TIME: 66.6019983291626


And repeating with multiprocessing enabled:

In [17]:
s = swhoosh.Index('randomIdx2/randomIdx2', simple_schema(), reset=True)
s.load()

In [18]:
t = time.time()
s.add_documents_multiprocessing(get_TCP(), num_procs=4)
print("TIME:", time.time() - t)

TIME: 27.684925317764282


In [19]:
s.save()

Comparing to whoosh default:

In [19]:
t = time.time()
ix = make_clean_index('wind2', sorted(glob.glob('TCP-ECCO/*.txt')))
print("TIME:", time.time() - t)

TIME: 175.10155200958252


And to whoosh with multiprocessing enabled:

In [20]:
t = time.time()
ix = make_clean_index('wind2', sorted(glob.glob('TCP-ECCO/*.txt')), procs=4)
print("TIME:", time.time() - t)

TIME: 147.75940346717834


Again, the matcher results are the same:

In [21]:
with s.searcher() as searcher:
    results = searcher.search(q)
    print(results)
    for hit in results:
        print('{:f}'.format(hit.score), ' | ', hit['filepath'])

print('')

with ix.searcher() as searcher:
    results = searcher.search(q)
    print(results)
    for hit in results:
        print('{:f}'.format(hit.score), ' | ', hit['filepath'])

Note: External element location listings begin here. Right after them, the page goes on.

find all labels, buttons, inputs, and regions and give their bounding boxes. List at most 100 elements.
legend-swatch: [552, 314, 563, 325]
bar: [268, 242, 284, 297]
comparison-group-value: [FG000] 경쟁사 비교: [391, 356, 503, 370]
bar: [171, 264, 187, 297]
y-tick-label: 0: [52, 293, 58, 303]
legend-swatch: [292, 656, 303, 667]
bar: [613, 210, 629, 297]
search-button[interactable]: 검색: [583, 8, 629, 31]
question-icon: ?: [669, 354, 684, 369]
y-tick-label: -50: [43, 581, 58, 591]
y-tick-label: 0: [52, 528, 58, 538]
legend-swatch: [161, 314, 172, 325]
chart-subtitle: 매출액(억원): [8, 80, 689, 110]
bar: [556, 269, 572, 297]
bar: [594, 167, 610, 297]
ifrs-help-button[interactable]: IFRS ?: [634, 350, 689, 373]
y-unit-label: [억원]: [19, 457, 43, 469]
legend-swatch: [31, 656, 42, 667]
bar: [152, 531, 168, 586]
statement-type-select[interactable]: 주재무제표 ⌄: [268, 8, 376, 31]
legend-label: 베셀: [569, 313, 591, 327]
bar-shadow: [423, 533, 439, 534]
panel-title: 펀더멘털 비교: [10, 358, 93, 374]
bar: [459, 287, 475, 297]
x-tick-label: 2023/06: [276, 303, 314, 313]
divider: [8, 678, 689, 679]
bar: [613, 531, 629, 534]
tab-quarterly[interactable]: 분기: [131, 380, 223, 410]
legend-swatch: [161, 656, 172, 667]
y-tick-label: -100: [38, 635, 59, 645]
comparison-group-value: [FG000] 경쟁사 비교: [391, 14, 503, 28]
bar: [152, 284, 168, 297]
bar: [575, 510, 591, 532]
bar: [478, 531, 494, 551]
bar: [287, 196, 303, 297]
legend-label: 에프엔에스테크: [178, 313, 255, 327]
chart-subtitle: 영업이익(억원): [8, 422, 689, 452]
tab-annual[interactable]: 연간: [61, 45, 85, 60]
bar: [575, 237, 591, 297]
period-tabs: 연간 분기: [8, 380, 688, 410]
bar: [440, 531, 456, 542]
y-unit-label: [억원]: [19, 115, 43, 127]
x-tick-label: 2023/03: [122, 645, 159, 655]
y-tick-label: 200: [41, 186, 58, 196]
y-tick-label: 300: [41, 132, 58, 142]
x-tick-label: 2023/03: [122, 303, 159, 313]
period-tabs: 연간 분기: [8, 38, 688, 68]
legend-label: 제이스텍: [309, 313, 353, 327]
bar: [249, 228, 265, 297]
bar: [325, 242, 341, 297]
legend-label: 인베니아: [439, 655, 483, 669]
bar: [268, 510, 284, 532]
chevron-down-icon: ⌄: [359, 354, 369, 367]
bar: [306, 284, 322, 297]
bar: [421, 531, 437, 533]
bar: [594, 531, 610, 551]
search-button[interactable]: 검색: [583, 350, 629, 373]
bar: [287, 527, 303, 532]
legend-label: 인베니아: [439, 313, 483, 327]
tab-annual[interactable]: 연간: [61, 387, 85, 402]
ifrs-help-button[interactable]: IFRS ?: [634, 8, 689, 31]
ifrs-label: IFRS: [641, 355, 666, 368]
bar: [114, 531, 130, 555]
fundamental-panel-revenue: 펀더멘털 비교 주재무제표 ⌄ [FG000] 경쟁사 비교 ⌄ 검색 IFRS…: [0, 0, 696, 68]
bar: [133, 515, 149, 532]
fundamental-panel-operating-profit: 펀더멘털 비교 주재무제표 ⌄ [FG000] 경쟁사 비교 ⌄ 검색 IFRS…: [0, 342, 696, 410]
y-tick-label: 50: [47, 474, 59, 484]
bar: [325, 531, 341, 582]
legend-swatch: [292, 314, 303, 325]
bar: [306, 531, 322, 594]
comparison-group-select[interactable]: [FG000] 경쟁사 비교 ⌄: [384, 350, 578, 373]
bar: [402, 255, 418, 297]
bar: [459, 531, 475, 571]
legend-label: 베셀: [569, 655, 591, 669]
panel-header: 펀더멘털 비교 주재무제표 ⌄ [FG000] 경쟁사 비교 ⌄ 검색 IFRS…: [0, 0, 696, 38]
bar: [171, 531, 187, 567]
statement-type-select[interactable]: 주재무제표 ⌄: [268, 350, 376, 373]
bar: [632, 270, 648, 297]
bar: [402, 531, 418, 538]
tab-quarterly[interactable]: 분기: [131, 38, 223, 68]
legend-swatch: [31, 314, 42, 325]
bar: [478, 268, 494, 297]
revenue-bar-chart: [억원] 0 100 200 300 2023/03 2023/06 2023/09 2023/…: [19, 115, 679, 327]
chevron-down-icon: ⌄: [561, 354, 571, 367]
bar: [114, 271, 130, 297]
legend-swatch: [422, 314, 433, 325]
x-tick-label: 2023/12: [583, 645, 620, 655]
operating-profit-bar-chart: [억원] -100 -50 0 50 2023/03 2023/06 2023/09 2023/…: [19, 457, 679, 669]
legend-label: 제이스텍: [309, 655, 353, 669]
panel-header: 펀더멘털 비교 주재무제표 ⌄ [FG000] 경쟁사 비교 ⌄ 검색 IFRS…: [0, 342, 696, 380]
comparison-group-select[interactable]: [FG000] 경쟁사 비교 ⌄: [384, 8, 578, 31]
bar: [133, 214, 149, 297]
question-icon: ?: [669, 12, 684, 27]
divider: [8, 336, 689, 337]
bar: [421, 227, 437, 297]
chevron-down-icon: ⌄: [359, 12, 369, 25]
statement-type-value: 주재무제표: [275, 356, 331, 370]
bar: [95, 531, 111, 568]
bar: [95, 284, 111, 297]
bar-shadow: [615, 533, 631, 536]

<Top 10 Results for Term('doc', 'lincoln') runtime=0.000666104257106781>
7.649273  |  TCP-ECCO/K014182.000.txt
7.340711  |  TCP-ECCO/K045058.000.txt
7.238742  |  TCP-ECCO/K020979.000.txt
7.001680  |  TCP-ECCO/K014363.000.txt
6.953463  |  TCP-ECCO/K023186.000.txt
6.825768  |  TCP-ECCO/K029698.000.txt
6.477195  |  TCP-ECCO/K047797.000.txt
6.400992  |  TCP-ECCO/K023195.000.txt
6.331053  |  TCP-ECCO/K021268.000.txt
6.239490  |  TCP-ECCO/K054680.002.txt

<Top 10 Results for Term('doc', 'lincoln') runtime=0.0009060436859726906>
7.646144  |  TCP-ECCO/K014182.000.txt
7.350743  |  TCP-ECCO/K045058.000.txt
7.237419  |  TCP-ECCO/K020979.000.txt
6.993126  |  TCP-ECCO/K014363.000.txt
6.949495  |  TCP-ECCO/K023186.000.txt
6.832681  |  TCP-ECCO/K029698.000.txt
6.481719  |  TCP-ECCO/K047797.000.txt
6.402560  |  TCP-ECCO/K023195.000.txt
6.335115  |  TCP-ECCO/K021268.000.txt
6.241638  |  TCP-ECCO/K054680.002.txt


## Query Performance (BM25)

To benchmark this, we extrac token's from one of lincoln's speechs (not in TCP-ECCO), and select queries at random from the resulting ~5000 tokens.

In [4]:
with open('randomIdx2/randomIdx2.manager', 'rb') as f:
    s = pickle.load(f)
    s.load()

In [5]:
ix = whoosh.index.open_dir('wind2')

In [16]:
import numpy as np

s1 = s.searcher()
s2 = ix.searcher()
qp = QueryParser("doc", schema=s._schema)

with open('Lincoln/24-speech-1856.txt', 'r', encoding='latin') as f:
    data = f.read()

query_vocab = [t.text for t in s._schema['doc'].analyzer(data)]
print('Length of query vocab:',len(query_vocab))

def random_n_query(n):
    """Generates a random query of length n"""
    return ' '.join(np.random.choice(query_vocab, size=n))

def benchmark_n_query(n, trials):
    t_swhoosh, t_whoosh = 0, 0 
    for i in range(trials):
        q = qp.parse(random_n_query(n))
        t = time.time()
        results = s1.search(q)
        t_swhoosh += time.time() - t
        t = time.time()
        results = s2.search(q) 
        t_whoosh += time.time() - t
    print('- Swhoosh time per query:', "{:.2f}".format(t_swhoosh / trials * 1000), "ms")
    print('- Whoosh time per query:', "{:.2f}".format(t_whoosh / trials * 1000), "ms")
    return t_swhoosh/trials, t_whoosh/trials

Length of query vocab: 4810


#### 3 word queries

In [17]:
x, y = benchmark_n_query(3, 100)
print('\nSwhoosh was', "{0:.0f}%".format(100*(y-x)/y), 'percent faster.')

- Swhoosh time per query: 3.83 ms
- Whoosh time per query: 9.07 ms

Swhoosh was 58% percent faster.


#### 6 word queries

In [18]:
x, y = benchmark_n_query(6, 100)
print('\nSwhoosh was', "{0:.0f}%".format(100*(y-x)/y), 'percent faster.')

- Swhoosh time per query: 5.54 ms
- Whoosh time per query: 14.36 ms

Swhoosh was 61% percent faster.


#### 30 word queries

In [19]:
x, y = benchmark_n_query(30, 100)
print('\nSwhoosh was', "{0:.0f}%".format(100*(y-x)/y), 'percent faster.')

- Swhoosh time per query: 48.19 ms
- Whoosh time per query: 92.54 ms

Swhoosh was 48% percent faster.


### Index sizes

The index created by swhoosh is larger than the one created by whoosh. On TCP-ECCO (170mb uncompressed), whoosh's index is 180mb, whereas swhoosh's index is 222mb. Swoosh does not compressed things as much as it could, which is one of the reasons it runs faster.